The research, just published in Nature Communications, brings together scientists from Arizona State University, University of Colorado at Boulder, Sandia National Laboratories, Boulder Ionics Corporation and Seoul National University, Korea.

Prolonging the Life Cycle

Room temperature ionic liquids have attracted a great deal of interest in recent years due to their remarkable physicochemical properties, including high thermal stability, wide electrochemical window and low vapor pressure.

"We used a device called a quartz crystal microbalance to measure very tiny mass changes in thin films at the surface of the battery material during charging and discharging," said Buttry. "One of the key features of successful lithium battery materials is that they develop thin films that protect the surface of the battery electrodes, which prolongs the life of the battery.
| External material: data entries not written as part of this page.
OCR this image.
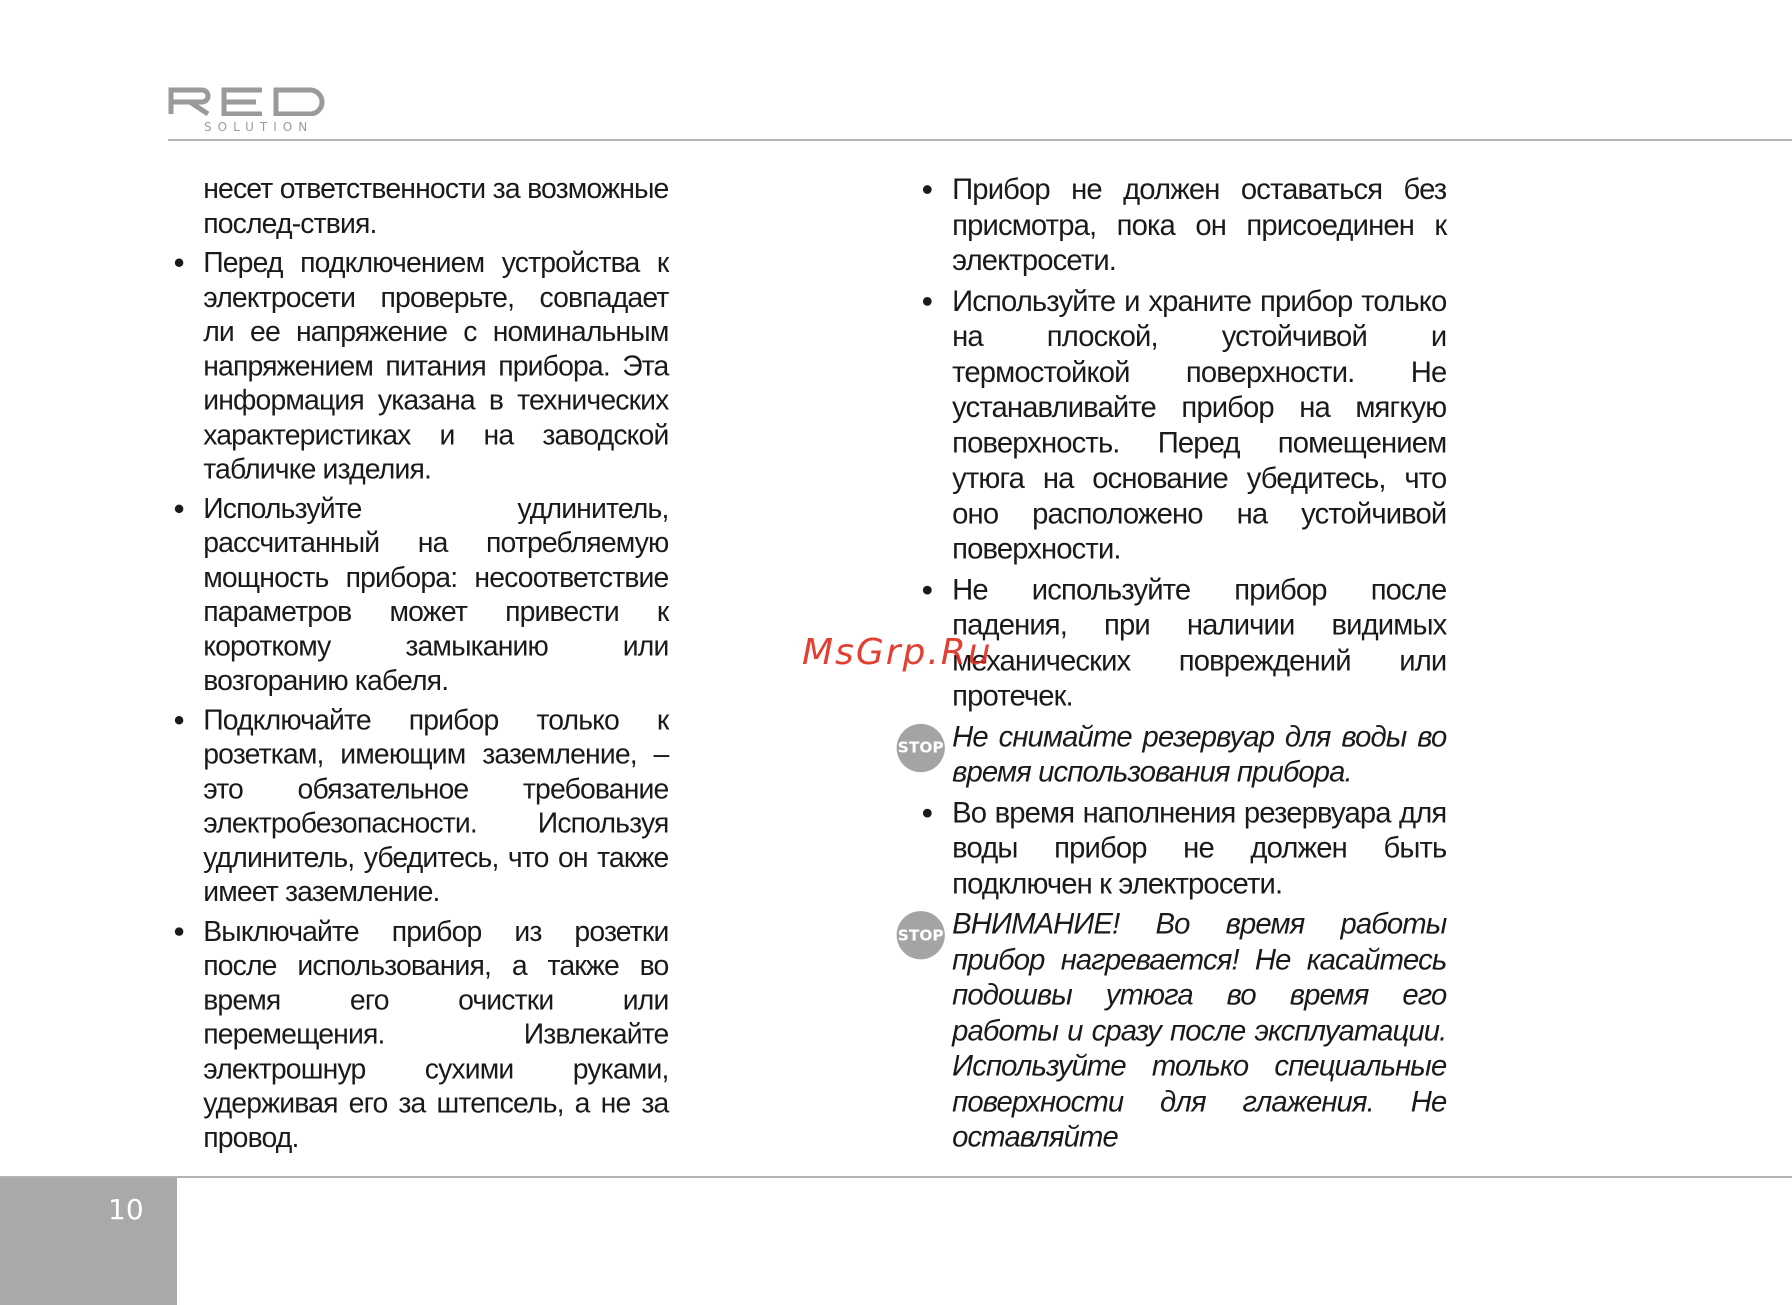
SOLUTION
несет ответственности за возможные послед-ствия.
Перед подключением устройства к электросети проверьте, совпадает ли ее напряжение с номинальным напряжением питания прибора. Эта информация указана в технических характеристиках и на заводской табличке изделия.
Используйте удлинитель, рассчитанный на потребляемую мощность прибора: несоответствие параметров может привести к короткому замыканию или возгоранию кабеля.
Подключайте прибор только к розеткам, имеющим заземление, – это обязательное требование электробезопасности. Используя удлинитель, убедитесь, что он также имеет заземление.
Выключайте прибор из розетки после использования, а также во время его очистки или перемещения. Извлекайте электрошнур сухими руками, удерживая его за штепсель, а не за провод.
Прибор не должен оставаться без присмотра, пока он присоединен к электросети.
Используйте и храните прибор только на плоской, устойчивой и термостойкой поверхности. Не устанавливайте прибор на мягкую поверхность. Перед помещением утюга на основание убедитесь, что оно расположено на устойчивой поверхности.
Не используйте прибор после падения, при наличии видимых механических повреждений или протечек.
STOP Не снимайте резервуар для воды во время использования прибора.
Во время наполнения резервуара для воды прибор не должен быть подключен к электросети.
STOP ВНИМАНИЕ! Во время работы прибор нагревается! Не касайтесь подошвы утюга во время его работы и сразу после эксплуатации. Используйте только специальные поверхности для глажения. Не оставляйте
MsGrp.Ru
10
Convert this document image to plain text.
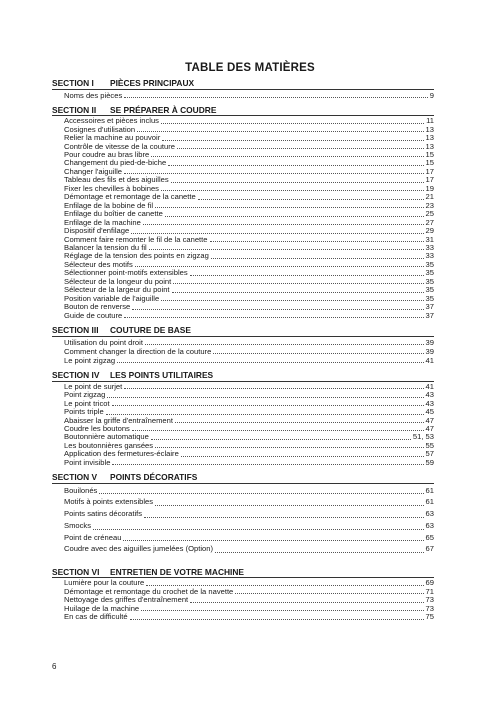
TABLE DES MATIÈRES
SECTION I PIÈCES PRINCIPAUX
Noms des pièces	9
SECTION II SE PRÉPARER À COUDRE
Accessoires et pièces inclus	11
Cosignes d'utilisation	13
Relier la machine au pouvoir	13
Contrôle de vitesse de la couture	13
Pour coudre au bras libre	15
Changement du pied-de-biche	15
Changer l'aiguille	17
Tableau des fils et des aiguilles	17
Fixer les chevilles à bobines	19
Démontage et remontage de la canette	21
Enfilage de la bobine de fil	23
Enfilage du boîtier de canette	25
Enfilage de la machine	27
Dispositif d'enfilage	29
Comment faire remonter le fil de la canette	31
Balancer la tension du fil	33
Réglage de la tension des points en zigzag	33
Sélecteur des motifs	35
Sélectionner point-motifs extensibles	35
Sélecteur de la longeur du point	35
Sélecteur de la largeur du point	35
Position variable de l'aiguille	35
Bouton de renverse	37
Guide de couture	37
SECTION III COUTURE DE BASE
Utilisation du point droit	39
Comment changer la direction de la couture	39
Le point zigzag	41
SECTION IV LES POINTS UTILITAIRES
Le point de surjet	41
Point zigzag	43
Le point tricot	43
Points triple	45
Abaisser la griffe d'entraînement	47
Coudre les boutons	47
Boutonnière automatique	51, 53
Les boutonnières gansées	55
Application des fermetures-éclaire	57
Point invisible	59
SECTION V POINTS DÉCORATIFS
Bouilonés	61
Motifs à points extensibles	61
Points satins décoratifs	63
Smocks	63
Point de créneau	65
Coudre avec des aiguilles jumelées (Option)	67
SECTION VI ENTRETIEN DE VOTRE MACHINE
Lumière pour la couture	69
Démontage et remontage du crochet de la navette	71
Nettoyage des griffes d'entraînement	73
Huilage de la machine	73
En cas de difficulté	75
6
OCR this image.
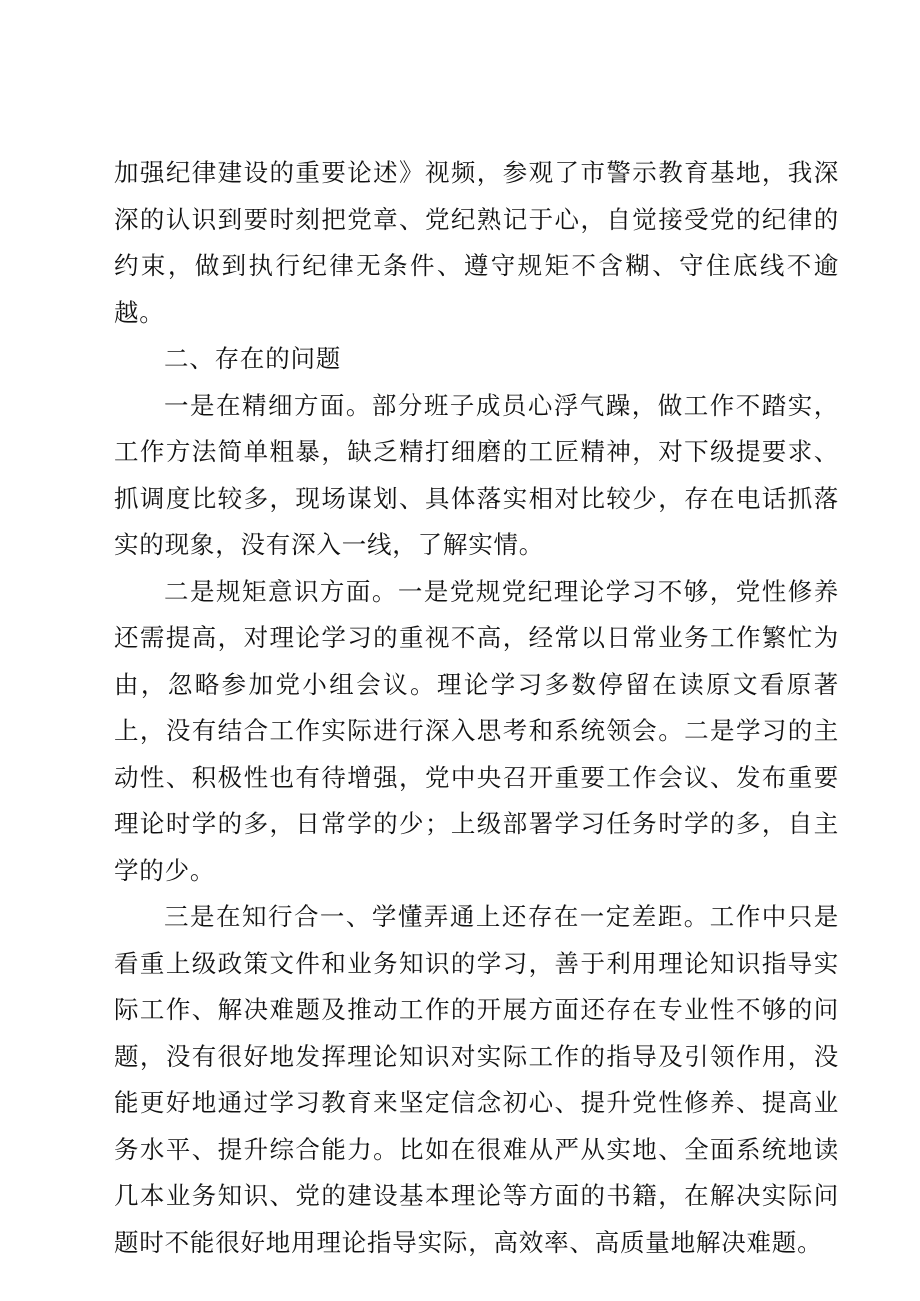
加强纪律建设的重要论述》视频，参观了市警示教育基地，我深深的认识到要时刻把党章、党纪熟记于心，自觉接受党的纪律的约束，做到执行纪律无条件、遵守规矩不含糊、守住底线不逾越。

二、存在的问题

一是在精细方面。部分班子成员心浮气躁，做工作不踏实，工作方法简单粗暴，缺乏精打细磨的工匠精神，对下级提要求、抓调度比较多，现场谋划、具体落实相对比较少，存在电话抓落实的现象，没有深入一线，了解实情。

二是规矩意识方面。一是党规党纪理论学习不够，党性修养还需提高，对理论学习的重视不高，经常以日常业务工作繁忙为由，忽略参加党小组会议。理论学习多数停留在读原文看原著上，没有结合工作实际进行深入思考和系统领会。二是学习的主动性、积极性也有待增强，党中央召开重要工作会议、发布重要理论时学的多，日常学的少；上级部署学习任务时学的多，自主学的少。

三是在知行合一、学懂弄通上还存在一定差距。工作中只是看重上级政策文件和业务知识的学习，善于利用理论知识指导实际工作、解决难题及推动工作的开展方面还存在专业性不够的问题，没有很好地发挥理论知识对实际工作的指导及引领作用，没能更好地通过学习教育来坚定信念初心、提升党性修养、提高业务水平、提升综合能力。比如在很难从严从实地、全面系统地读几本业务知识、党的建设基本理论等方面的书籍，在解决实际问题时不能很好地用理论指导实际，高效率、高质量地解决难题。
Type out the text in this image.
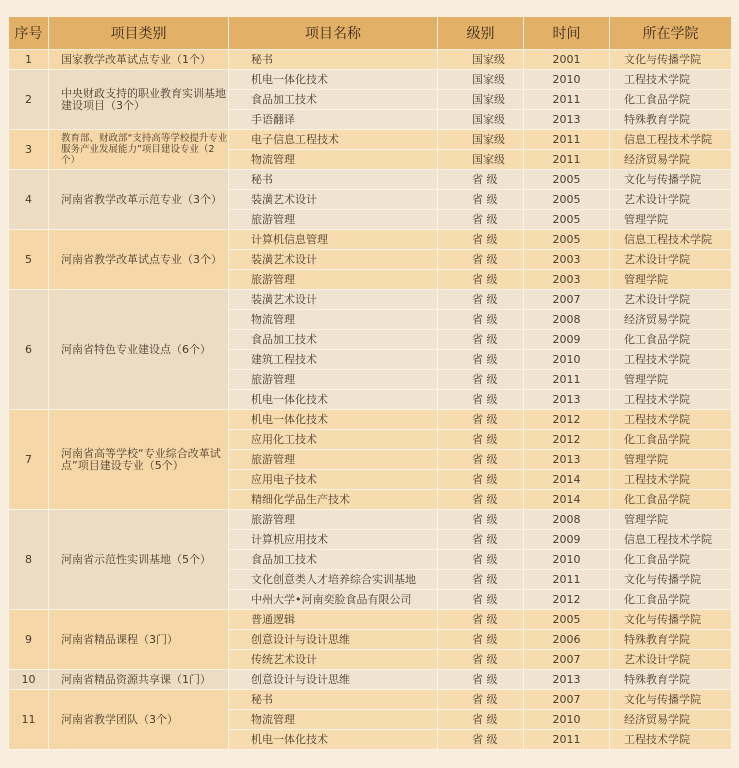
序号	项目类别	项目名称	级别	时间	所在学院
1	国家教学改革试点专业（1个）	秘书	国家级	2001	文化与传播学院
2	中央财政支持的职业教育实训基地建设项目（3个）	机电一体化技术	国家级	2010	工程技术学院
		食品加工技术	国家级	2011	化工食品学院
		手语翻译	国家级	2013	特殊教育学院
3	教育部、财政部“支持高等学校提升专业服务产业发展能力”项目建设专业（2个）	电子信息工程技术	国家级	2011	信息工程技术学院
		物流管理	国家级	2011	经济贸易学院
4	河南省教学改革示范专业（3个）	秘书	省 级	2005	文化与传播学院
		装潢艺术设计	省 级	2005	艺术设计学院
		旅游管理	省 级	2005	管理学院
5	河南省教学改革试点专业（3个）	计算机信息管理	省 级	2005	信息工程技术学院
		装潢艺术设计	省 级	2003	艺术设计学院
		旅游管理	省 级	2003	管理学院
6	河南省特色专业建设点（6个）	装潢艺术设计	省 级	2007	艺术设计学院
		物流管理	省 级	2008	经济贸易学院
		食品加工技术	省 级	2009	化工食品学院
		建筑工程技术	省 级	2010	工程技术学院
		旅游管理	省 级	2011	管理学院
		机电一体化技术	省 级	2013	工程技术学院
7	河南省高等学校“专业综合改革试点”项目建设专业（5个）	机电一体化技术	省 级	2012	工程技术学院
		应用化工技术	省 级	2012	化工食品学院
		旅游管理	省 级	2013	管理学院
		应用电子技术	省 级	2014	工程技术学院
		精细化学品生产技术	省 级	2014	化工食品学院
8	河南省示范性实训基地（5个）	旅游管理	省 级	2008	管理学院
		计算机应用技术	省 级	2009	信息工程技术学院
		食品加工技术	省 级	2010	化工食品学院
		文化创意类人才培养综合实训基地	省 级	2011	文化与传播学院
		中州大学•河南奕脸食品有限公司	省 级	2012	化工食品学院
9	河南省精品课程（3门）	普通逻辑	省 级	2005	文化与传播学院
		创意设计与设计思维	省 级	2006	特殊教育学院
		传统艺术设计	省 级	2007	艺术设计学院
10	河南省精品资源共享课（1门）	创意设计与设计思维	省 级	2013	特殊教育学院
11	河南省教学团队（3个）	秘书	省 级	2007	文化与传播学院
		物流管理	省 级	2010	经济贸易学院
		机电一体化技术	省 级	2011	工程技术学院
This study documents the development of just such a film in a new type of battery formulation that has many more attractive features than existing commercial lithium batteries."

Buttry added: "The hope is that this new formulation will find its way into commercial use."

The work is part of a larger effort in Buttry's lab that has included funding from the Advanced Research Projects Agency - Energy (ARPA-E) and now from the Army Research Office.

"These were not trivial measurements to make because composite films (meaning a film of the active material in a polymer matrix) are often difficult to use with a quartz crystal microbalance," said Watkins. "Most, if not all, quartz crystal microbalance studies of this sort use very thin films of the active material alone, which means specialty deposition methods must be used. What was cool here is that we were able to make the measurement on a more practical film, something you might realistically see in a commercial battery."

This work provides new science related to the interfacial stability of silicon-based materials while bringing positive exposure to ionic liquid electrochemistry.

By combining a high-performance silicon electrode architecture with a room temperature ionic liquid electrolyte containing the new bis-fluorosulfonylamide anion, the researchers demonstrate a highly energy-dense lithium-ion cell with an impressively long cycling life, maintaining over 75 percent capacity over 500 charge/discharge cycles with almost perfect current efficiency (no wasted electrons).

"This study brings home the fact that energy storage technology still has a lot of room to run, with new technological changes coming at a fast pace," says Buttry. "This is important when considering areas where storage is important, such as grid storage and electric vehicles."

According to Watkins, there are a multitude of reasons why modern society demands more energy dense batteries.

"For some time, silicon anodes have been proposed as replacements for the carbon based anodes found in current state-of-the-art devices as they could potentially give energy densities almost 10 times that of modern anodes," Watkins said. "This exciting collaboration could bring us one step closer to realizing more energy dense batteries with silicon anodes."